Structure of the Fe³⁺-biliverdin complex and comparison with that of the biliverdin complex. A, omit map of the Fe³⁺-biliverdin group and His-20 countered at the 3.0 σ level are illustrated by an overlay onto the Fe³⁺-biliverdin and His-20 structures. The distal residues and nearby water molecules are also included. B, superimposition of the Fe³⁺-biliverdin HmuO (yellow) and the biliverdin-HmuO (green) complexes. In the biliverdin complex model, the carbon, nitrogen, and oxygen atoms of His-20 and biliverdin are shown in green, blue, and red, respectively, and water molecules are in green. In the Fe³⁺-biliverdin complex model, the carbon, nitrogen, oxygen, and iron atoms of His-20 and Fe³⁺-biliverdin are shown in yellow, blue, red, and orange, respectively, and water molecules are in yellow. These figures were prepared with Turbo-Frodo (39) for A and with PyMOL (44) for B.

FIGURE 7.

Vicinity of biliverdin in the intermediate states. A, electron density maps of a mixture of the intermediates during the iron release for molecule A drawn with Turbo-Frodo (39). Shown are the 2F_o − F_c (green cage) and F_o − F_c (red cage) maps at the 1.0 and 4.0 σ levels, respectively. The residual F_o − F_c density (red cage) located centrally in the biliverdin framework can be interpreted as Fe²⁺, which is not modeled in this structure. The axial His-20 is in 100% occupancy and is too far from the iron atom for a coordination bond.
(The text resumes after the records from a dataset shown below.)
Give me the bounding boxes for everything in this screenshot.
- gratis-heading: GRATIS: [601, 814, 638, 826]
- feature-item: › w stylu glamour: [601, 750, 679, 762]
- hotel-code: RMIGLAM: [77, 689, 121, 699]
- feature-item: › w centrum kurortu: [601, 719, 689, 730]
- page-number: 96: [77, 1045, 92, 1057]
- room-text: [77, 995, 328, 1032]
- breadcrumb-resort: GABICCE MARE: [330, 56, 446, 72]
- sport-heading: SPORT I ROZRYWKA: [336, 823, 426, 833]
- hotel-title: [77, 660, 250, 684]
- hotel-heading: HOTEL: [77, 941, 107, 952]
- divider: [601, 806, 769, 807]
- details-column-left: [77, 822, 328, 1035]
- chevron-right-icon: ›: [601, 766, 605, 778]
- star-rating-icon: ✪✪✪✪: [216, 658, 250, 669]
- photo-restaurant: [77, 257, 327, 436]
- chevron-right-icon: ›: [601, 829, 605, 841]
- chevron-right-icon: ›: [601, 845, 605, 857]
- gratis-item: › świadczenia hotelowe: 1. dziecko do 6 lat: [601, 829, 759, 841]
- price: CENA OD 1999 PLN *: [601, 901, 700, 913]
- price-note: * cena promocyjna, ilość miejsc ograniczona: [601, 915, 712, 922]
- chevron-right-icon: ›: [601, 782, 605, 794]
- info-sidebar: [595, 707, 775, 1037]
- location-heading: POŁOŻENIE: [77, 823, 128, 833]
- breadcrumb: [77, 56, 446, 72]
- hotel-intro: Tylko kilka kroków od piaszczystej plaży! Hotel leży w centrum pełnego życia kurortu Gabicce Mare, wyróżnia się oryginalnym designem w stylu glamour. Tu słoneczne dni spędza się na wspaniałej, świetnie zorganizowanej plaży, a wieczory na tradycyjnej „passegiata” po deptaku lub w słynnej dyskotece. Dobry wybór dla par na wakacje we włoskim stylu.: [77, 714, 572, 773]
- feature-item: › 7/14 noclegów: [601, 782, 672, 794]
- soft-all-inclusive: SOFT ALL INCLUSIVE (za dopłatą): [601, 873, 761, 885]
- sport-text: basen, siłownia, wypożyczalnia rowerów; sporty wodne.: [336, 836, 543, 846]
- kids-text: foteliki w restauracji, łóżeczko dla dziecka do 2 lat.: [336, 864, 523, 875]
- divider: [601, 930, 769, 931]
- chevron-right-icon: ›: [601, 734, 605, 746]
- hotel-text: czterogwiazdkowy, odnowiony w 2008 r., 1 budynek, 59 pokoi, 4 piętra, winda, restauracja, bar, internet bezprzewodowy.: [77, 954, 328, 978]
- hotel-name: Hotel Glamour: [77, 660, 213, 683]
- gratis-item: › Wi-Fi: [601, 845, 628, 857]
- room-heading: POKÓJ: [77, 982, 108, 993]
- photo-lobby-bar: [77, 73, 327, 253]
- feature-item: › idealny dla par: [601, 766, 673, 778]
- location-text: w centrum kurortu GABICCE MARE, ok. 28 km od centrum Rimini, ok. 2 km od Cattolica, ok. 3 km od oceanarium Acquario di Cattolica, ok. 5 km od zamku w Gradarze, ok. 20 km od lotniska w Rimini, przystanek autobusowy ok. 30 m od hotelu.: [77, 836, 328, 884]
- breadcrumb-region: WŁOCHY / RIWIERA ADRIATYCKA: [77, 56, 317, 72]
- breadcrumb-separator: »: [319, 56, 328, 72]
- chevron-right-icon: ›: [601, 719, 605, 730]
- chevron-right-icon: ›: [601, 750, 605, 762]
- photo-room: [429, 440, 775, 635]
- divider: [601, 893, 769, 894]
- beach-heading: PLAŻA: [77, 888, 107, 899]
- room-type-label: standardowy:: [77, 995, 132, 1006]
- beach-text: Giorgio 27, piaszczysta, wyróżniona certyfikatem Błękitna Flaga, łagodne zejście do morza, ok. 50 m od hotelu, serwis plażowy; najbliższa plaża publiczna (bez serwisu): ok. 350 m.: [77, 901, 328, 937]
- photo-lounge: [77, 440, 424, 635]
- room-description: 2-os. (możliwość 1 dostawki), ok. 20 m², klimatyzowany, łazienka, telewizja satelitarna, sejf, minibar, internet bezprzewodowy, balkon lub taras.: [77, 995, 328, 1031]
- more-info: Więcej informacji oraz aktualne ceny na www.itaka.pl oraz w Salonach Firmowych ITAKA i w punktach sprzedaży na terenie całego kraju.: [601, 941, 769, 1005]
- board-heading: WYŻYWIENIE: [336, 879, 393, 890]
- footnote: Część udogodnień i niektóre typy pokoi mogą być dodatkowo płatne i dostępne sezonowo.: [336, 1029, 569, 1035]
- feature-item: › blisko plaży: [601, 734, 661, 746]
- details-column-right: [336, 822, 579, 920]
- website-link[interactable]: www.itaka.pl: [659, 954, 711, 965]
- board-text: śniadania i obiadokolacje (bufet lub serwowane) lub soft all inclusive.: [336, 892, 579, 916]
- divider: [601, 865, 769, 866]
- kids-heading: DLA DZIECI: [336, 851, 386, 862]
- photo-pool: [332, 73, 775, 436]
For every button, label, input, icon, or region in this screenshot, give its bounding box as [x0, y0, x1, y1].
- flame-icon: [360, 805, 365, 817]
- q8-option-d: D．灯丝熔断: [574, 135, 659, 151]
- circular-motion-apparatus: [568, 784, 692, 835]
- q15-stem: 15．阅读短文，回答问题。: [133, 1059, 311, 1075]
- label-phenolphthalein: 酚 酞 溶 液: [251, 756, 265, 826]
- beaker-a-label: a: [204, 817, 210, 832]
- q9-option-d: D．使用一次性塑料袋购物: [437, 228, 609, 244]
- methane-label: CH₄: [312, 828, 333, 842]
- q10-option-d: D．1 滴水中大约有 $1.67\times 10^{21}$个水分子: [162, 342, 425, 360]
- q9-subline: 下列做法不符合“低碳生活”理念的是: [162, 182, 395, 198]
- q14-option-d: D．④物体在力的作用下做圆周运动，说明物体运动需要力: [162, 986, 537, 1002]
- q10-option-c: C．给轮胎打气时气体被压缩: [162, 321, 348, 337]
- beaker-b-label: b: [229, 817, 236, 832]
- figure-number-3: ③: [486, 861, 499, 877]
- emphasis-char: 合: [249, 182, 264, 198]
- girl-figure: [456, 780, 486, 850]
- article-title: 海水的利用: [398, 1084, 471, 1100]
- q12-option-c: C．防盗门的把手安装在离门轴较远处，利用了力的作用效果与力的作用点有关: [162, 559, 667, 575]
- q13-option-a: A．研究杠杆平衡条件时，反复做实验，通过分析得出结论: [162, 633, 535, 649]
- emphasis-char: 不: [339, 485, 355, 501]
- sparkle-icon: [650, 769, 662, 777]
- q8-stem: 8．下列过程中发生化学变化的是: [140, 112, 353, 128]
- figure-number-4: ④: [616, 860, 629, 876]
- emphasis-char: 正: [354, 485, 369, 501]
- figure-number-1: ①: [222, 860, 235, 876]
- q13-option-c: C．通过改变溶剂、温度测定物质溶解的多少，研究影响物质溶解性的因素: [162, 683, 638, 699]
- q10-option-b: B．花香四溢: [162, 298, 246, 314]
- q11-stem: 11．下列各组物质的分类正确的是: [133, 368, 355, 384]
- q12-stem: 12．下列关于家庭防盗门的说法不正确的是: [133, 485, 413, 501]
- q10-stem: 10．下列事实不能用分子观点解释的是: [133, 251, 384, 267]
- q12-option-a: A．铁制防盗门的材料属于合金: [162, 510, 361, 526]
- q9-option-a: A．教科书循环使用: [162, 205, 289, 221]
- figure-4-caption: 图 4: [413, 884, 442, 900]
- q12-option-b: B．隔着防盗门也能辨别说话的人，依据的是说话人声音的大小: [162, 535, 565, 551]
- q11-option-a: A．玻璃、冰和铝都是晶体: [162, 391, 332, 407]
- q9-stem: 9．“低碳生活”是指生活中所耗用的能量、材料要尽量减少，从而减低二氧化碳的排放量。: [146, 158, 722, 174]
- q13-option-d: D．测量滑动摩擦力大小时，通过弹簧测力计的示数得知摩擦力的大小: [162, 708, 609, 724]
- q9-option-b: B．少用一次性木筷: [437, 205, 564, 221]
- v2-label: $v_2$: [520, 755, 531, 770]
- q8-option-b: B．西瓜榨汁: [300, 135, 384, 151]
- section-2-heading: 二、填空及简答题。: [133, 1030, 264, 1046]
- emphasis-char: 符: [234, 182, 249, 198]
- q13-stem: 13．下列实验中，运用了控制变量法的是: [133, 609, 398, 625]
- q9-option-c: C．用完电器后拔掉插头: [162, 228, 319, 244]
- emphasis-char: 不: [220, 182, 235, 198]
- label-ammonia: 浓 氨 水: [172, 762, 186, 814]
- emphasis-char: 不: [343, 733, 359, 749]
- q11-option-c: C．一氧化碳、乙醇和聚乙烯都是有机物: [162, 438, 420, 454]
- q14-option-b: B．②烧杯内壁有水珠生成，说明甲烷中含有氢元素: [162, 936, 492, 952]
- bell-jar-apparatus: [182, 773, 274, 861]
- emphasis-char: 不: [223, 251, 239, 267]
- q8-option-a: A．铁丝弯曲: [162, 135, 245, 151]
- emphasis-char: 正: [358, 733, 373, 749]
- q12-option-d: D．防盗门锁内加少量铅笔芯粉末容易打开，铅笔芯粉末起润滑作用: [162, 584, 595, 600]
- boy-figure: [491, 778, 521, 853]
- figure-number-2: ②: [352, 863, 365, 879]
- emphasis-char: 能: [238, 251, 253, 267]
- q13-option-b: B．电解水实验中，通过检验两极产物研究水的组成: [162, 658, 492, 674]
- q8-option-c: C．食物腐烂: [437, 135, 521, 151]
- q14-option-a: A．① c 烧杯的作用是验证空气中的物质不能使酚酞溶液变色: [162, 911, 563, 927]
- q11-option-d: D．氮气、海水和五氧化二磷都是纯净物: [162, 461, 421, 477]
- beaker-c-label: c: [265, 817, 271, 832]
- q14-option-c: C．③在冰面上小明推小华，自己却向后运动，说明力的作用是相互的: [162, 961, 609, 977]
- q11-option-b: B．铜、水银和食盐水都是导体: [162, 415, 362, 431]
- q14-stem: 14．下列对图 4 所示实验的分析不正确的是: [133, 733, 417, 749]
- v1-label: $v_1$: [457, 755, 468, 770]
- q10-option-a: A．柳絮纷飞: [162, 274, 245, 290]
B, structure of the biliverdin vicinity for molecule A drawn with PyMOL (44). For His-20 and biliverdin, the carbon, nitrogen, and oxygen atoms are shown in light green, blue, and red, respectively. For iron-biliverdin, the carbon, nitrogen, oxygen, and iron atoms are shown in yellow, blue, red, and gray, respectively. Water molecules are shown in cyan. A water molecule with 30% occupancy is labeled as W with an arrow.

FIGURE 8.

Proposed mechanism of the heme binding. A, proposed mechanism of heme binding to HmuO. B, stereo diagram of the boundary region of the proximal helix and new loop in the substrate-free HmuO. C, same region of the ferric-heme-HmuO complex. These figures were prepared with BOBSCRIPT (42) and Raster3D (43).

FIGURE 9.

Schematic representation of the iron release from the Fe³⁺-biliverdin complex. State 1, the Fe³⁺-biliverdin complex. State 2, the structure of a minor component where iron is presumably reduced and the proximal His assumes the same conformation as that in the biliverdin complex. State 3, the structure of the major component where iron is removed from the biliverdin framework but W0 is not yet incorporated in the heme pocket. State 4, the biliverdin-HmuO complex. A mixture of two intermediates shown in states 2 and 3 represents the structure of molecules A and C from dataset IV (Fig. 7). This figure was prepared with Turbo-Frodo (39).